Fox Chase Cancer Center offers mastectomy patients a new reconstruction surgery that uses lower abdominal tissues but no muscle to reconstruct one or both breasts.
In DIEP flap procedures, breast reconstruction is commonly performed at the same operation as the mastectomy. After the surgical oncologist performs a mastectomy the plastic surgeons transfer the DIEP flap tissues from the lower abdomen to the chest to reconstruct one or both breasts, and then use microsurgery to provide blood flow to the tissue.
The procedure is recommended for women who cannot have breast implants because they have previously been treated with radiation or women who have had a recurrence of localized breast cancer. Patients who are extremely thin, or who have scarring from other abdominal surgery may not be eligible for this procedure.
In addition, the technique creates natural looking and feeling breasts, and less scar tissue. It most often allows for fewer cosmetic issues than implants, which have the potential for movement deformity and implant ruptures.
The DIEP flap is becoming an increasingly popular procedure for women facing breast reconstruction after mastectomy, and it’s a technique in which Fox Chase physicians are specializing.

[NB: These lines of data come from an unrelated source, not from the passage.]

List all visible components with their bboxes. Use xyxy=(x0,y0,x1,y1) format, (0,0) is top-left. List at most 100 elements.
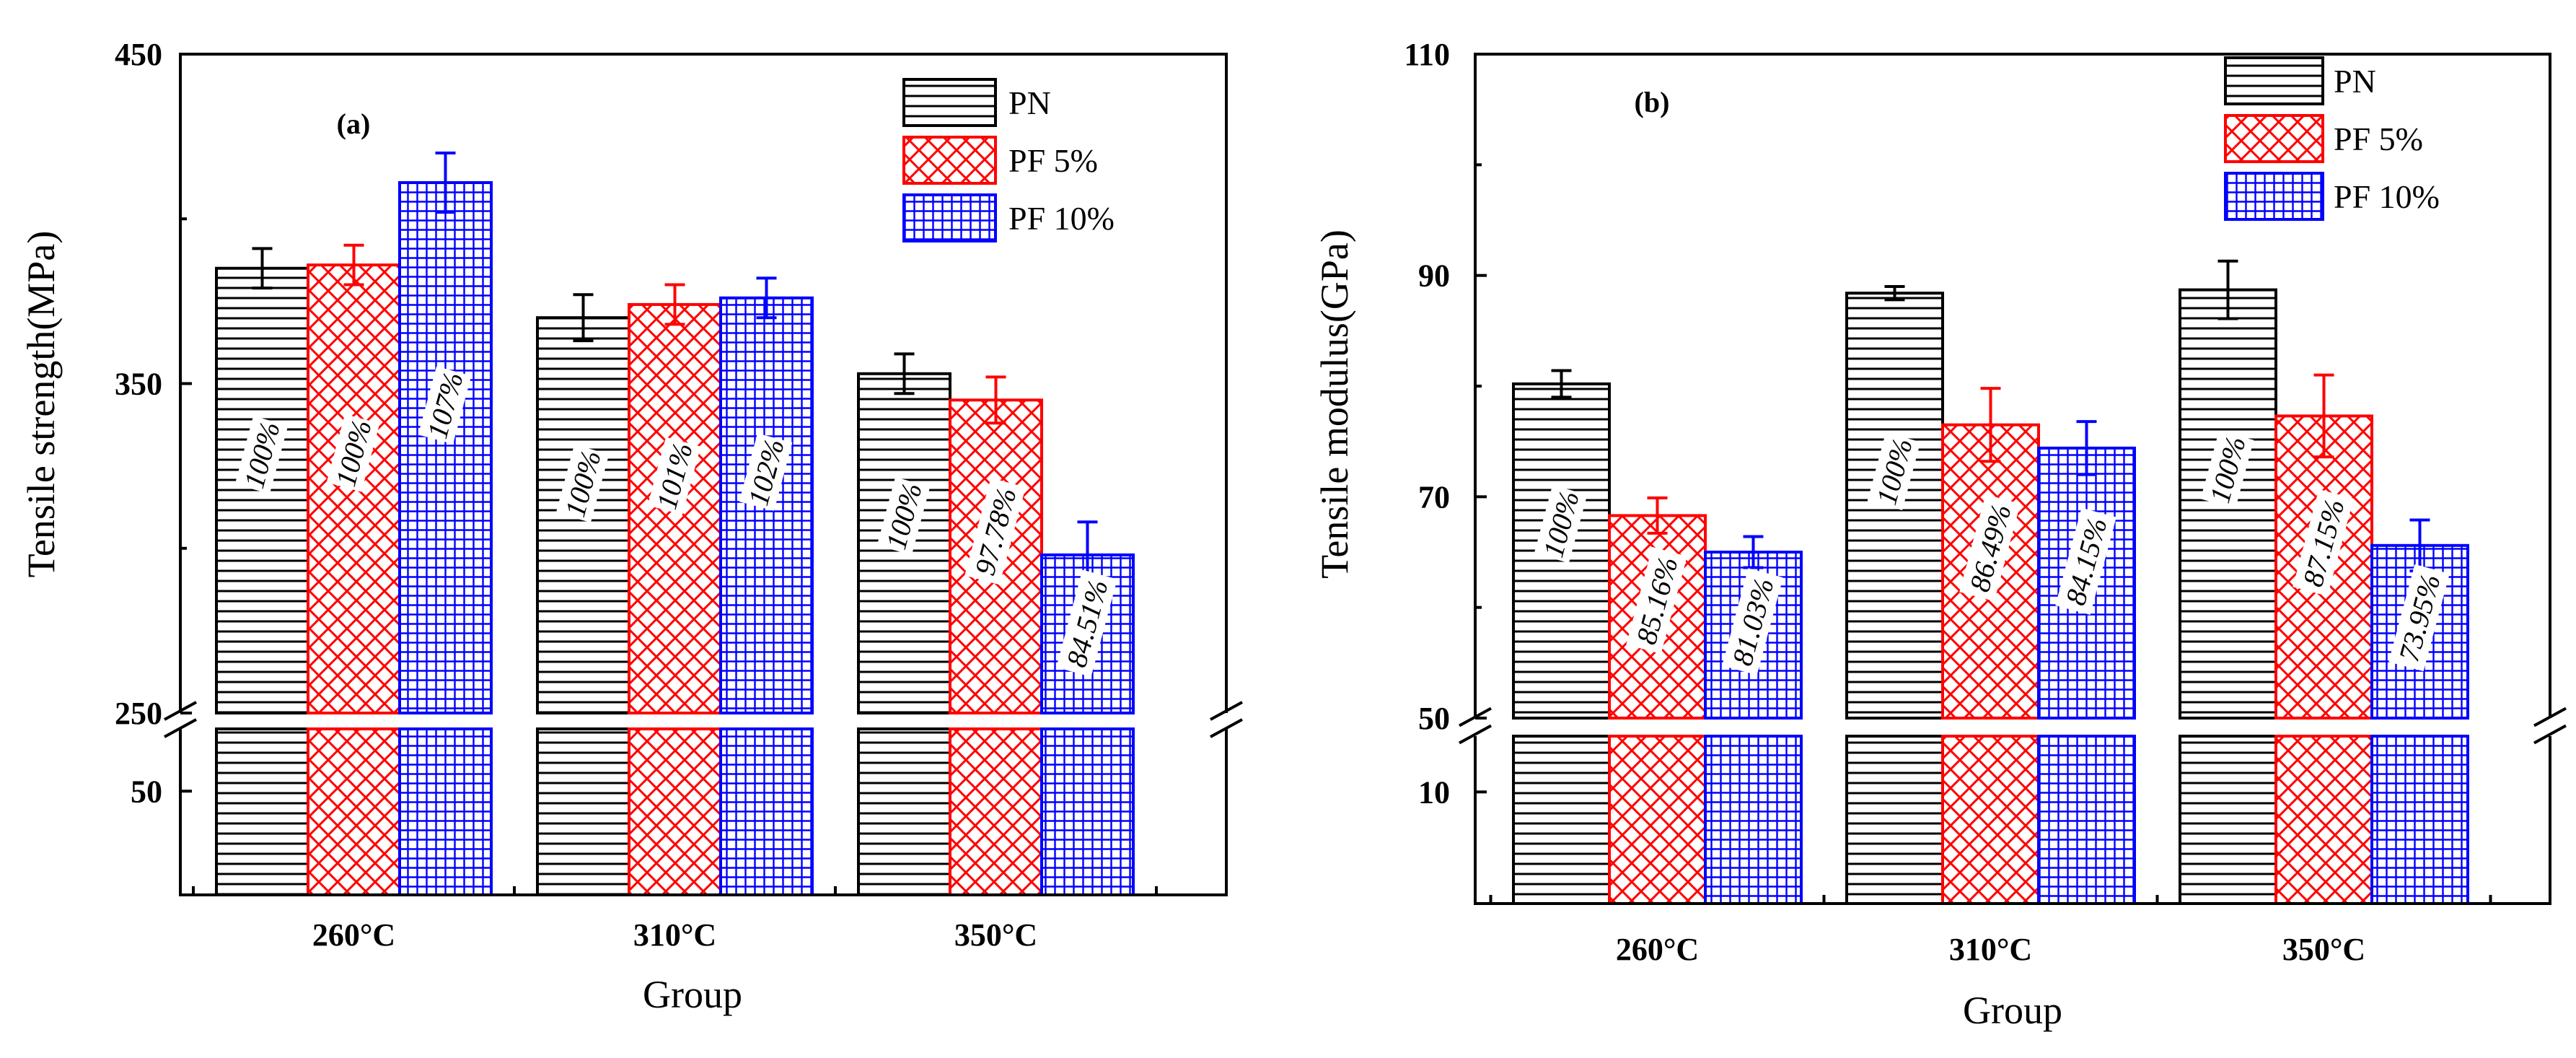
panel-b-data-label-bg-2-2 xyxy=(2388,564,2450,672)
panel-a-bar-2-0-lower xyxy=(857,727,951,896)
panel-b-break-mark-0-b xyxy=(1459,724,1492,745)
panel-b-data-label-bg-0-2 xyxy=(1722,568,1783,676)
panel-a-bar-2-2-lower xyxy=(1040,727,1135,896)
panel-b-error-bar-2-1 xyxy=(2313,373,2334,459)
panel-a-legend: PN PF 5% PF 10% xyxy=(902,78,1115,242)
panel-b-error-bar-1-0 xyxy=(1884,285,1905,302)
panel-a-error-bar-2-1 xyxy=(985,375,1006,425)
panel-b-ytick-label-2: 90 xyxy=(1418,258,1450,294)
panel-a-bar-0-2-lower xyxy=(398,727,493,896)
panel-a-bar-0-1-lower xyxy=(307,727,401,896)
panel-a-error-bar-1-2 xyxy=(756,276,777,320)
panel-b-data-label-bg-1-2 xyxy=(2055,507,2116,615)
panel-b-ytick-label-3: 110 xyxy=(1404,37,1450,72)
panel-b-lower-frame xyxy=(1474,736,2551,905)
panel-b: 100%85.16% 81.03%100%86.49% 84.15%100%87.1… xyxy=(1313,37,2567,1032)
panel-a-legend-label-1: PF 5% xyxy=(1008,142,1098,179)
panel-a-error-bar-0-1 xyxy=(343,243,364,287)
panel-a-ytick-label-2: 450 xyxy=(115,37,162,72)
panel-a-data-label-bg-0-2 xyxy=(418,366,472,445)
panel-a-error-bar-0-2 xyxy=(435,151,456,214)
panel-b-y-axis-label: Tensile modulus(GPa) xyxy=(1313,229,1356,579)
panel-b-data-label-1-0: 100% xyxy=(1867,432,1921,511)
panel-a-legend-swatch-0 xyxy=(902,78,997,127)
panel-a-ytick-lower-label-0: 50 xyxy=(131,774,162,809)
panel-b-axes xyxy=(1459,53,2567,905)
panel-a-bar-2-1-lower xyxy=(949,727,1043,896)
panel-a-error-bar-1-0 xyxy=(573,293,594,343)
panel-b-bar-1-1-lower xyxy=(1941,735,2040,905)
panel-b-bar-2-2-lower xyxy=(2370,735,2469,905)
panel-b-legend-label-0: PN xyxy=(2334,63,2376,100)
panel-a-legend-swatch-1 xyxy=(902,136,997,185)
panel-b-category-labels: 260°C 310°C 350°C xyxy=(1616,932,2365,967)
panel-b-break-mark-1-b xyxy=(2533,724,2567,745)
panel-b-bar-1-2-lower xyxy=(2037,735,2136,905)
panel-b-data-label-bg-1-1 xyxy=(1959,494,2021,602)
panel-a-y-axis-label: Tensile strength(MPa) xyxy=(19,231,63,578)
panel-b-legend-label-1: PF 5% xyxy=(2334,121,2423,157)
panel-a-legend-swatch-2 xyxy=(902,193,997,242)
panel-a-bar-1-1-lower xyxy=(628,727,722,896)
panel-a-x-axis-label: Group xyxy=(643,973,742,1016)
panel-b-bar-1-0-lower xyxy=(1845,735,1944,905)
panel-a-category-label-1: 310°C xyxy=(633,917,716,953)
panel-b-data-label-bg-0-0 xyxy=(1534,485,1588,563)
panel-a-error-bar-1-1 xyxy=(664,283,685,326)
panel-a-data-label-bg-1-1 xyxy=(647,437,701,515)
panel-b-ytick-lower-label-0: 10 xyxy=(1418,774,1450,810)
panel-b-error-bar-1-1 xyxy=(1980,387,2001,463)
panel-b-data-label-bg-2-0 xyxy=(2200,430,2254,509)
panel-b-legend-swatch-1 xyxy=(2224,114,2324,163)
panel-a-break-mark-1-b xyxy=(1210,718,1243,738)
panel-a-bar-1-2-lower xyxy=(719,727,814,896)
panel-b-category-label-2: 350°C xyxy=(2282,932,2365,967)
panel-b-error-bar-0-0 xyxy=(1551,369,1572,399)
panel-a-data-label-bg-2-0 xyxy=(876,477,931,555)
panel-b-break-mark-1-a xyxy=(2533,707,2567,727)
panel-b-error-bar-0-1 xyxy=(1647,496,1668,535)
panel-a-label: (a) xyxy=(337,108,371,140)
panel-b-legend-swatch-2 xyxy=(2224,172,2324,221)
panel-b-error-bar-2-0 xyxy=(2217,259,2238,320)
panel-b-bar-0-2-lower xyxy=(1704,735,1803,905)
panel-a-data-label-bg-1-2 xyxy=(739,433,793,511)
panel-b-ytick-label-0: 50 xyxy=(1418,701,1450,736)
panel-a-error-bar-0-0 xyxy=(252,247,273,290)
panel-a-bar-0-2-upper xyxy=(398,181,493,715)
panel-b-bar-1-1-upper xyxy=(1941,423,2040,720)
panel-b-data-label-bg-0-1 xyxy=(1626,546,1687,655)
panel-a-break-mark-0-a xyxy=(164,701,197,721)
panel-a-legend-label-0: PN xyxy=(1008,84,1051,121)
panel-a-data-label-bg-2-2 xyxy=(1056,569,1117,677)
panel-b-error-bar-1-2 xyxy=(2076,420,2097,476)
panel-b-data-label-bg-1-0 xyxy=(1867,432,1921,511)
panel-b-bar-2-1-lower xyxy=(2274,735,2373,905)
panel-a-bar-0-0-lower xyxy=(215,727,309,896)
panel-b-x-axis-label: Group xyxy=(1963,989,2062,1032)
panel-a-data-label-bg-1-0 xyxy=(555,445,610,523)
panel-b-legend: PN PF 5% PF 10% xyxy=(2224,56,2440,221)
panel-b-legend-swatch-0 xyxy=(2224,56,2324,105)
panel-a-data-label-2-2: 84.51% xyxy=(1056,569,1117,677)
panel-a-break-mark-1-a xyxy=(1210,701,1243,721)
panel-a-ytick-label-1: 350 xyxy=(115,367,162,402)
panel-b-bar-0-1-lower xyxy=(1608,735,1707,905)
panel-a: 100% 100%107%100% 101% 102%100% 97.78%84.51%… xyxy=(19,37,1243,1016)
panel-b-data-label-bg-2-1 xyxy=(2293,489,2354,597)
panel-a-category-labels: 260°C 310°C 350°C xyxy=(312,917,1037,953)
panel-b-bar-2-0-lower xyxy=(2179,735,2277,905)
panel-a-error-bar-2-0 xyxy=(894,352,915,395)
panel-b-error-bar-0-2 xyxy=(1743,535,1764,569)
panel-a-data-label-bg-0-1 xyxy=(326,414,380,492)
panel-b-ytick-label-1: 70 xyxy=(1418,479,1450,515)
panel-b-category-label-0: 260°C xyxy=(1616,932,1699,967)
panel-a-axes xyxy=(164,53,1243,896)
panel-a-legend-label-2: PF 10% xyxy=(1008,200,1115,237)
panel-a-lower-frame xyxy=(179,729,1228,896)
panel-b-category-label-1: 310°C xyxy=(1949,932,2032,967)
panel-b-legend-label-2: PF 10% xyxy=(2334,178,2440,215)
panel-a-category-label-0: 260°C xyxy=(312,917,395,953)
panel-b-bar-0-0-lower xyxy=(1512,735,1611,905)
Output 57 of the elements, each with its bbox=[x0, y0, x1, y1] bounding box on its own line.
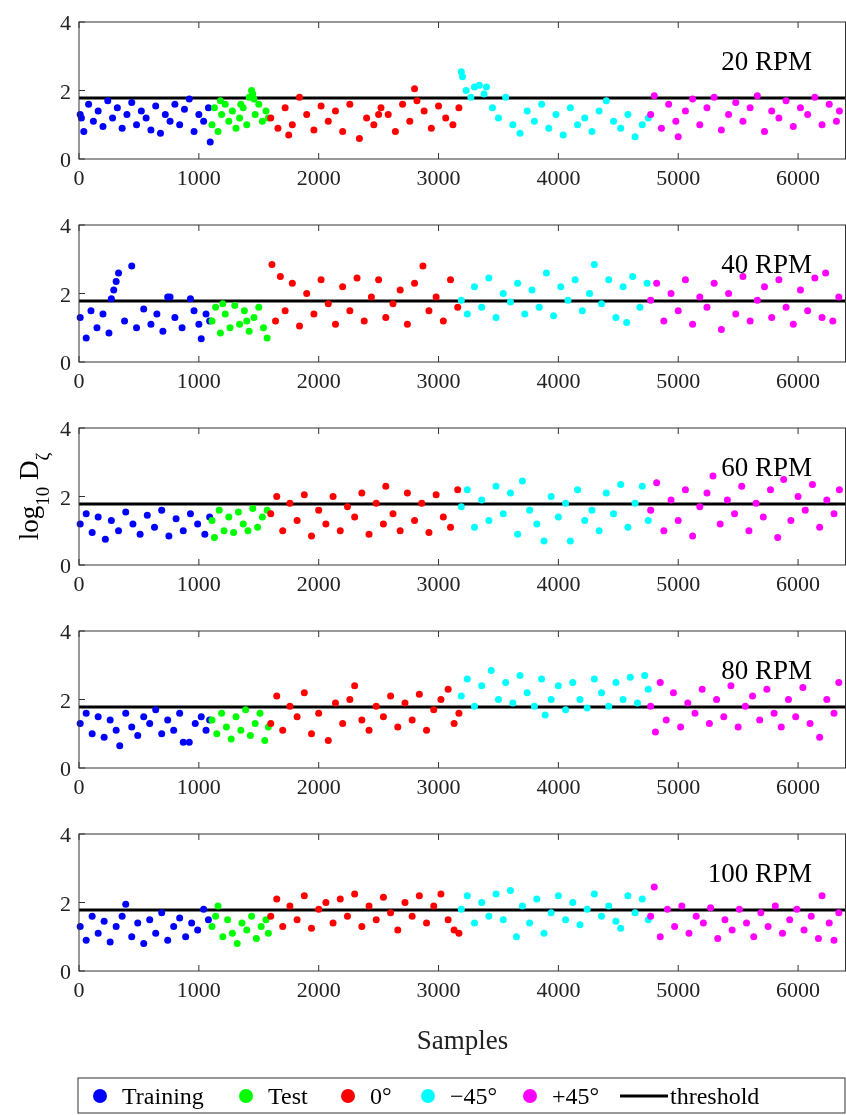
legend-label: 0° bbox=[370, 1083, 392, 1109]
y-tick-label: 4 bbox=[60, 416, 71, 441]
x-tick-label: 5000 bbox=[656, 165, 701, 190]
legend-label: Training bbox=[122, 1083, 204, 1109]
y-tick-label: 4 bbox=[60, 213, 71, 238]
y-tick-label: 0 bbox=[60, 553, 71, 578]
y-tick-label: 4 bbox=[60, 822, 71, 847]
x-tick-label: 6000 bbox=[776, 571, 821, 596]
x-tick-label: 4000 bbox=[536, 368, 581, 393]
x-tick-label: 5000 bbox=[656, 774, 701, 799]
x-tick-label: 2000 bbox=[296, 165, 341, 190]
x-tick-label: 5000 bbox=[656, 571, 701, 596]
y-tick-label: 4 bbox=[60, 619, 71, 644]
y-tick-label: 2 bbox=[60, 687, 71, 713]
x-tick-label: 3000 bbox=[416, 774, 461, 799]
y-tick-label: 2 bbox=[60, 484, 71, 510]
x-tick-label: 4000 bbox=[536, 571, 581, 596]
y-tick-label: 0 bbox=[60, 350, 71, 375]
x-tick-label: 3000 bbox=[416, 977, 461, 1002]
y-tick-label: 2 bbox=[60, 281, 71, 307]
x-tick-label: 3000 bbox=[416, 165, 461, 190]
y-tick-label: 0 bbox=[60, 756, 71, 781]
x-tick-label: 6000 bbox=[776, 977, 821, 1002]
y-tick-label: 2 bbox=[60, 78, 71, 104]
x-tick-label: 1000 bbox=[176, 774, 221, 799]
legend-label: +45° bbox=[552, 1083, 600, 1109]
annotation: 60 RPM bbox=[721, 452, 812, 482]
annotation: 100 RPM bbox=[707, 858, 812, 888]
x-tick-label: 2000 bbox=[296, 774, 341, 799]
x-tick-label: 5000 bbox=[656, 368, 701, 393]
x-tick-label: 6000 bbox=[776, 368, 821, 393]
annotation: 20 RPM bbox=[721, 46, 812, 76]
x-tick-label: 4000 bbox=[536, 977, 581, 1002]
x-tick-label: 6000 bbox=[776, 774, 821, 799]
y-tick-label: 0 bbox=[60, 959, 71, 984]
x-tick-label: 1000 bbox=[176, 977, 221, 1002]
x-tick-label: 3000 bbox=[416, 571, 461, 596]
x-tick-label: 2000 bbox=[296, 368, 341, 393]
y-tick-label: 0 bbox=[60, 147, 71, 172]
x-tick-label: 6000 bbox=[776, 165, 821, 190]
x-tick-label: 4000 bbox=[536, 165, 581, 190]
x-axis-title: Samples bbox=[416, 1025, 509, 1055]
x-tick-label: 3000 bbox=[416, 368, 461, 393]
x-tick-label: 1000 bbox=[176, 165, 221, 190]
legend-label: −45° bbox=[450, 1083, 498, 1109]
x-tick-label: 2000 bbox=[296, 977, 341, 1002]
annotation: 40 RPM bbox=[721, 249, 812, 279]
x-tick-label: 1000 bbox=[176, 368, 221, 393]
legend-label: Test bbox=[268, 1083, 308, 1109]
annotation: 80 RPM bbox=[721, 655, 812, 685]
y-tick-label: 2 bbox=[60, 890, 71, 916]
x-tick-label: 1000 bbox=[176, 571, 221, 596]
x-tick-label: 5000 bbox=[656, 977, 701, 1002]
y-tick-label: 4 bbox=[60, 10, 71, 35]
x-tick-label: 2000 bbox=[296, 571, 341, 596]
legend-label: threshold bbox=[670, 1083, 760, 1109]
x-tick-label: 4000 bbox=[536, 774, 581, 799]
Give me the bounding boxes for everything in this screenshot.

As with any other surgical procedure, experience matters.
Who is a Good Candidate for the Procedure?
- Women with sufficient extra tissue in their lower abdomen are the best candidates.
- Women who cannot have breast implants because they have previously been treated with radiation or had a recurrence of localized breast cancer.
Patients who are extremely thin or who have scarring from other abdominal surgery may not be eligible for this procedure.
- Creates a natural looking and feeling breast because the surgery uses the patient’s own skin, tissue and fat.
- Generates less scar tissue and has fewer cosmetic issues than implants, which have the potential for movement deformity and implant ruptures.
- Avoids potential complications of silicone gel or saline breast implants such as leakage or the potential need for replacement surgery in the future.
- Although the initial hospital stay is 3-4 days and recovery takes about eight weeks total, the approach takes just one surgery. By comparison, silicone implants require two surgeries -- one to implant a pouch to expand the chest skin, which requires office visits each week, and a second to insert the final implant, with short hospital stays and recovery time after each stage of the process.
- Does not use abdominal muscle, unlike TRAM techniques that use a flap of skin, tissue, fat, and a small or large portion of the abdominal muscle (called a transverse rectus abdominus muscle or TRAM).
- Most patients recover more quickly than with TRAM procedures and they won’t have longer term problems such as losing abdominal muscle strength or developing hernias.
- As with any breast reconstruction implant, sensation is likely to be initially altered. Over time, a good number of patients will regain more normal sensation.
- In rare cases where blood flow is inhibited or clots develop after the microsurgery, surgeons often can do a second procedure that salvages the tissue.